The stock market is financially volatile. Despite the volatility, there exist limitless possibilities of gaining profits and building passive income portfolios. With the complexity of I-Components' price movements, a comprehensive understanding of forecasting methods that an investor can rely on to make the right move is invaluable. These methods predict trends that assist an investor in predicting the movement of I-Components' current price.

I-Components Market Strength Events

Market strength indicators help investors to evaluate how I-Components stock reacts to ongoing and evolving market conditions. The investors can use it to make informed decisions about market timing, and determine when trading I-Components shares will generate the highest return on investment. By undertsting and applying I-Components stock market strength indicators, traders can identify i Components Co entry and exit signals to maximize returns.

I-Components Risk Indicators

The analysis of I-Components' basic risk indicators is one of the essential steps in accurately forecasting its future price. The process involves identifying the amount of risk involved in I-Components' investment and either accepting that risk or mitigating it. Along with some essential techniques for forecasting i-components stock prices, we also provide a set of basic risk indicators that can assist in the individual investment decision or help in hedging the risk of your existing portfolios.
Please note, the risk measures we provide can be used independently or collectively to perform a risk assessment. When comparing two potential investments, we recommend comparing similar equities with homogenous growth potential and valuation from related markets to determine which investment holds the most risk.

Pair Trading with I-Components

One of the main advantages of trading using pair correlations is that every trade hedges away some risk. Because there are two separate transactions required, even if I-Components position performs unexpectedly, the other equity can make up some of the losses. Pair trading also minimizes risk from directional movements in the market. For example, if an entire industry or sector drops because of unexpected headlines, the short position in I-Components will appreciate offsetting losses from the drop in the long position's value.
The ability to find closely correlated positions to I-Components could be a great tool in your tax-loss harvesting strategies, allowing investors a quick way to find a similar-enough asset to replace I-Components when you sell it.

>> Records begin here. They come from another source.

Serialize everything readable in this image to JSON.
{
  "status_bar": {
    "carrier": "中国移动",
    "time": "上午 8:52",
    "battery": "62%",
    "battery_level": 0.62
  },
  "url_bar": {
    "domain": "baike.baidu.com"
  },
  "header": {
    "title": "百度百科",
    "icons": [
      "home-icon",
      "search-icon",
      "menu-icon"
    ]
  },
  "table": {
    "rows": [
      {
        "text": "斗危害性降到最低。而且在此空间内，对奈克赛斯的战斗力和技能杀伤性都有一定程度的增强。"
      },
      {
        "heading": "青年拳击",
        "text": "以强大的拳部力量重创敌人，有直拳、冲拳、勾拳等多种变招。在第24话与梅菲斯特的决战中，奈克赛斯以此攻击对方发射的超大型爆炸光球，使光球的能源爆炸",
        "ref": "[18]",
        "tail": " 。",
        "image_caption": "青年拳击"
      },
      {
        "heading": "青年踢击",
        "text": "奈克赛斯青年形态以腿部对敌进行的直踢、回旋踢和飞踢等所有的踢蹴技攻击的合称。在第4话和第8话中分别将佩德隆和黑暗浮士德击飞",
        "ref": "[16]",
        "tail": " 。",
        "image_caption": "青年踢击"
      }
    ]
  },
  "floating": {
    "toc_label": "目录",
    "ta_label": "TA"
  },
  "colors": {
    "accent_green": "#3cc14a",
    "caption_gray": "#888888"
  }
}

If you don't do this, your portfolio allocation will be skewed against your target asset allocation. So, investors can't just sell and buy back I-Components - that would be a violation of the tax code under the "wash sale" rule, and this is why you need to find a similar enough asset and use the proceeds from selling i Components Co to buy it.
The correlation of I-Components is a statistical measure of how it moves in relation to other instruments. This measure is expressed in what is known as the correlation coefficient, which ranges between -1 and +1. A perfect positive correlation (i.e., a correlation coefficient of +1) implies that as I-Components moves, either up or down, the other security will move in the same direction. Alternatively, perfect negative correlation means that if i Components moves in either direction, the perfectly negatively correlated security will move in the opposite direction. If the correlation is 0, the equities are not correlated; they are entirely random. A correlation greater than 0.8 is generally described as strong, whereas a correlation less than 0.5 is generally considered weak.
Correlation analysis and pair trading evaluation for I-Components can also be used as hedging techniques within a particular sector or industry or even over random equities to generate a better risk-adjusted return on your portfolios.
Pair CorrelationCorrelation Matching

Other Information on Investing in I-Components Stock

I-Components financial ratios help investors to determine whether I-Components Stock is cheap or expensive when compared to a particular measure, such as profits or enterprise value. In other words, they help investors to determine the cost of investment in I-Components with respect to the benefits of owning I-Components security.